Gisvagun, Eapagun, Upagun.—Of the same class with magical charms and incantations, that is, of no avail to produce the results with which they are credited, were various minor observances and practices, to which importance was attached as lucky or unlucky, and ominous of, if not conducive to, future good or ill. In some cases these observances became mere customs, followed without heed to their significance or efficacy; and many were known to, and believed in only by, the very superstitious. So far as causing or leading to the result ascribed to them was concerned, they were, ‘like the Sunday plant,’ without good or harm, but a mind swayed by trifling erroneous beliefs of the kind is like a room filled with cobwebs. Superstition shuts out the light, makes the mind unhealthy, and fills it with groundless anxieties.
The Right-Hand Turn (Deiseal).—This was the most important of all the observances. The rule is “Deiseal (i.e. the right-hand turn) for everything,” and consists in doing all things with a motion corresponding to the course of the sun, or from left to right. This is the manner in which screw-nails are driven, and is common with many for no reason but its convenience. Old men in the Highlands were very particular about it. The coffin was taken deiseal about the grave, when about to be lowered; boats were turned to sea according to it, and drams are given to the present day to a company. When putting a straw rope on a house or corn-stack, if the assistant went tuaitheal (i.e. against the course of the sun), the old man was ready to come down and thrash him. On coming to a house the visitor should go round it deiseal to secure luck in the object of his visit. After milking a cow the dairy-maid should strike it deiseal with the shackle, saying “out and home” (mach ’us dachaigh). This secures its safe return. The word is from deas, right-hand, and iul, direction, and of itself contains no allusion to the sun.

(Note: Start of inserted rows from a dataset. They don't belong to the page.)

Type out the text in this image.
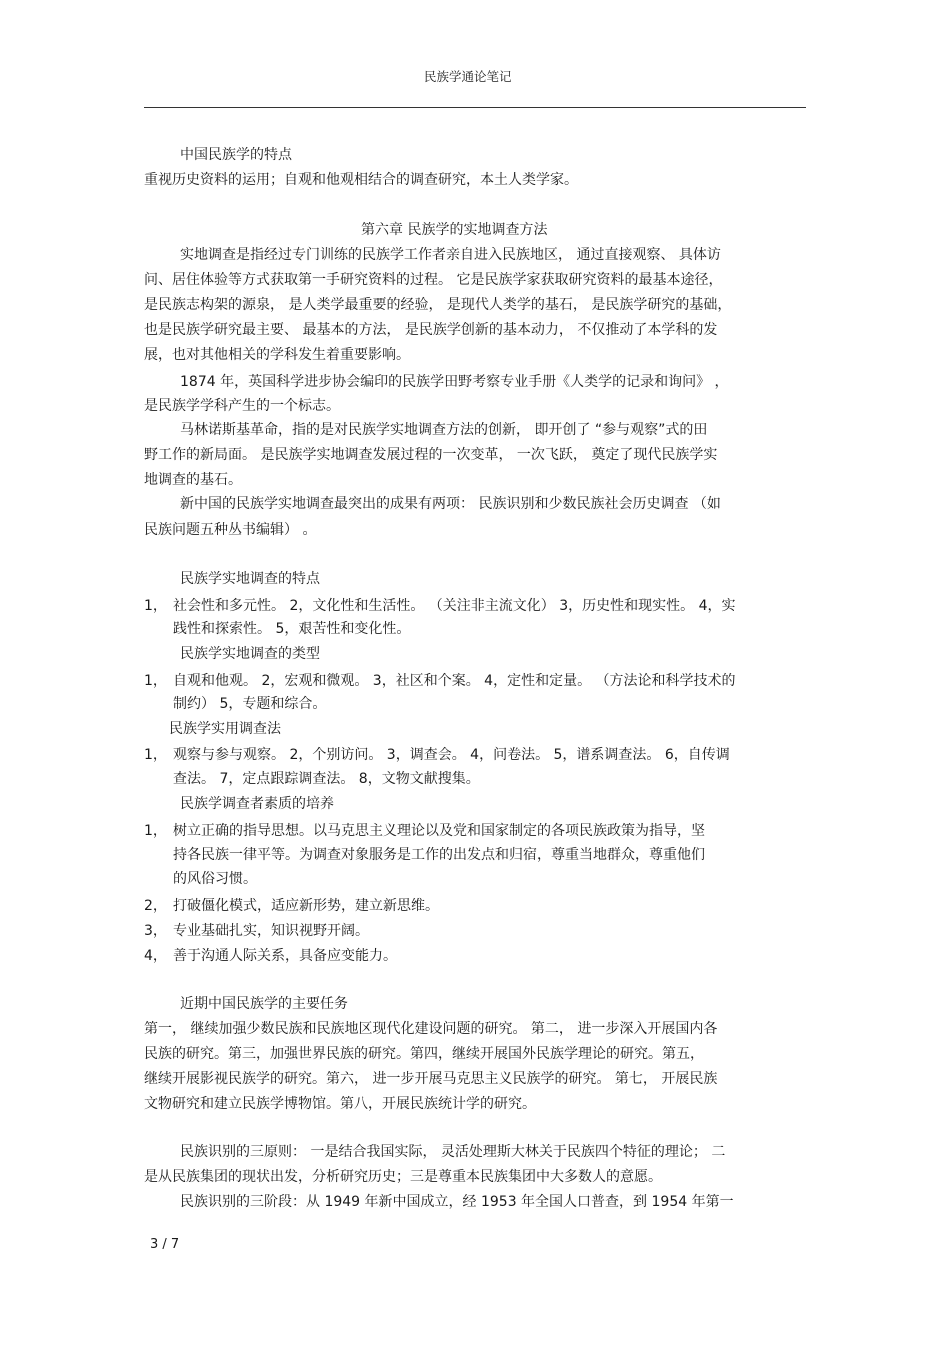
民族学通论笔记
中国民族学的特点
重视历史资料的运用；自观和他观相结合的调查研究，本土人类学家。
第六章 民族学的实地调查方法
实地调查是指经过专门训练的民族学工作者亲自进入民族地区， 通过直接观察、 具体访
问、居住体验等方式获取第一手研究资料的过程。 它是民族学家获取研究资料的最基本途径，
是民族志构架的源泉， 是人类学最重要的经验， 是现代人类学的基石， 是民族学研究的基础，
也是民族学研究最主要、 最基本的方法， 是民族学创新的基本动力， 不仅推动了本学科的发
展，也对其他相关的学科发生着重要影响。
1874 年，英国科学进步协会编印的民族学田野考察专业手册《人类学的记录和询问》 ，
是民族学学科产生的一个标志。
马林诺斯基革命，指的是对民族学实地调查方法的创新， 即开创了 “参与观察”式的田
野工作的新局面。 是民族学实地调查发展过程的一次变革， 一次飞跃， 奠定了现代民族学实
地调查的基石。
新中国的民族学实地调查最突出的成果有两项： 民族识别和少数民族社会历史调查 （如
民族问题五种丛书编辑） 。
民族学实地调查的特点
1， 社会性和多元性。 2，文化性和生活性。 （关注非主流文化） 3，历史性和现实性。 4，实
践性和探索性。 5，艰苦性和变化性。
民族学实地调查的类型
1， 自观和他观。 2，宏观和微观。 3，社区和个案。 4，定性和定量。 （方法论和科学技术的
制约） 5，专题和综合。
民族学实用调查法
1， 观察与参与观察。 2，个别访问。 3，调查会。 4，问卷法。 5，谱系调查法。 6，自传调
查法。 7，定点跟踪调查法。 8，文物文献搜集。
民族学调查者素质的培养
1， 树立正确的指导思想。以马克思主义理论以及党和国家制定的各项民族政策为指导，坚
持各民族一律平等。为调查对象服务是工作的出发点和归宿，尊重当地群众，尊重他们
的风俗习惯。
2， 打破僵化模式，适应新形势，建立新思维。
3， 专业基础扎实，知识视野开阔。
4， 善于沟通人际关系，具备应变能力。
近期中国民族学的主要任务
第一， 继续加强少数民族和民族地区现代化建设问题的研究。 第二， 进一步深入开展国内各
民族的研究。第三，加强世界民族的研究。第四，继续开展国外民族学理论的研究。第五，
继续开展影视民族学的研究。第六， 进一步开展马克思主义民族学的研究。 第七， 开展民族
文物研究和建立民族学博物馆。第八，开展民族统计学的研究。
民族识别的三原则： 一是结合我国实际， 灵活处理斯大林关于民族四个特征的理论； 二
是从民族集团的现状出发，分析研究历史；三是尊重本民族集团中大多数人的意愿。
民族识别的三阶段：从 1949 年新中国成立，经 1953 年全国人口普查，到 1954 年第一
3 / 7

Rising and Dressing.—It is unfortunate to rise out of bed on one’s left side. It is a common saying when evil befalls a person, who seems to himself to have rushed to meet it, “I did not rise on my right hand to-day.”[65]
Water in which eggs have been boiled or washed should not be used for washing the hands or face. It is also a common saying when mischance befalls a person through his own stupidity, “I believe egg-water was put over me.”
When done washing himself a person should spit in the water, otherwise if the same water should be used by another for a like purpose, there will be danger of quarrelling with him before long.
Clothes.—When a person puts on a new suit it is customary to wish him luck of it: “May you enjoy and wear it.” A man should be always the first to do this, the tailor, if he has the good sense. It is unlucky if a woman be the first to say it, and prudent women delay their congratulations and good wishes till they are satisfied some male friend has spoken first. It is less unfortunate if the woman has had a male child.
If a person wearing a dress dyed with crotal, a species of lichen, be drowned, his body will never be found. This belief prevails in the north, and there the home-made dress indicated, which is of a reddish-brown colour, is frequently seen.
Houses and Lands.—There should be placed below the foundation of every house a cat’s claws, a man’s nails, and a cow’s hoofs, and silver under the door-post. These will prove omens of the luck to attend the house. If an outgoing tenant leaves the two former below the door it is unfortunate for the incoming tenant, as his cattle will die.
An expectant occupier, or claimant, will secure to himself possession of land by burning upon it a little straw. This straw was called ‘a possession wisp’ (Sop seilbhe). If, for instance, there were two claimants to land and one of them burnt a ‘possession wisp’ on it, he might go about his business with his mind easy as to the result of the lawsuit. Or, if a tenant ran in debt and had to leave his farm, another, who had a promise of the holding, came and burnt a ‘possession wisp,’ no evil or debt of those formerly attaching to it would then follow the holding.
Baking.—In baking oatmeal cakes there is a little meal left on the table after the last cake is sprinkled previous to being fired. This remnant should not be thrown away or returned to the meal chest, but be kneaded between the palms into a little cake, to be given to one of the children. This little bannock was the Bonnach Fallaid, called also Siantachan a chlàir (the charmer of the board), to which in olden times housewives attached so much importance. Unless it was made the meal lost its substance, and the bread of that baking would not be lasting (baan). On putting a hole through it with the forefinger, as already explained, it was given to children, and placed beside women in childbed, to keep the Fairies away. It mightily pleased little children, and was given to them as a reward for making themselves useful.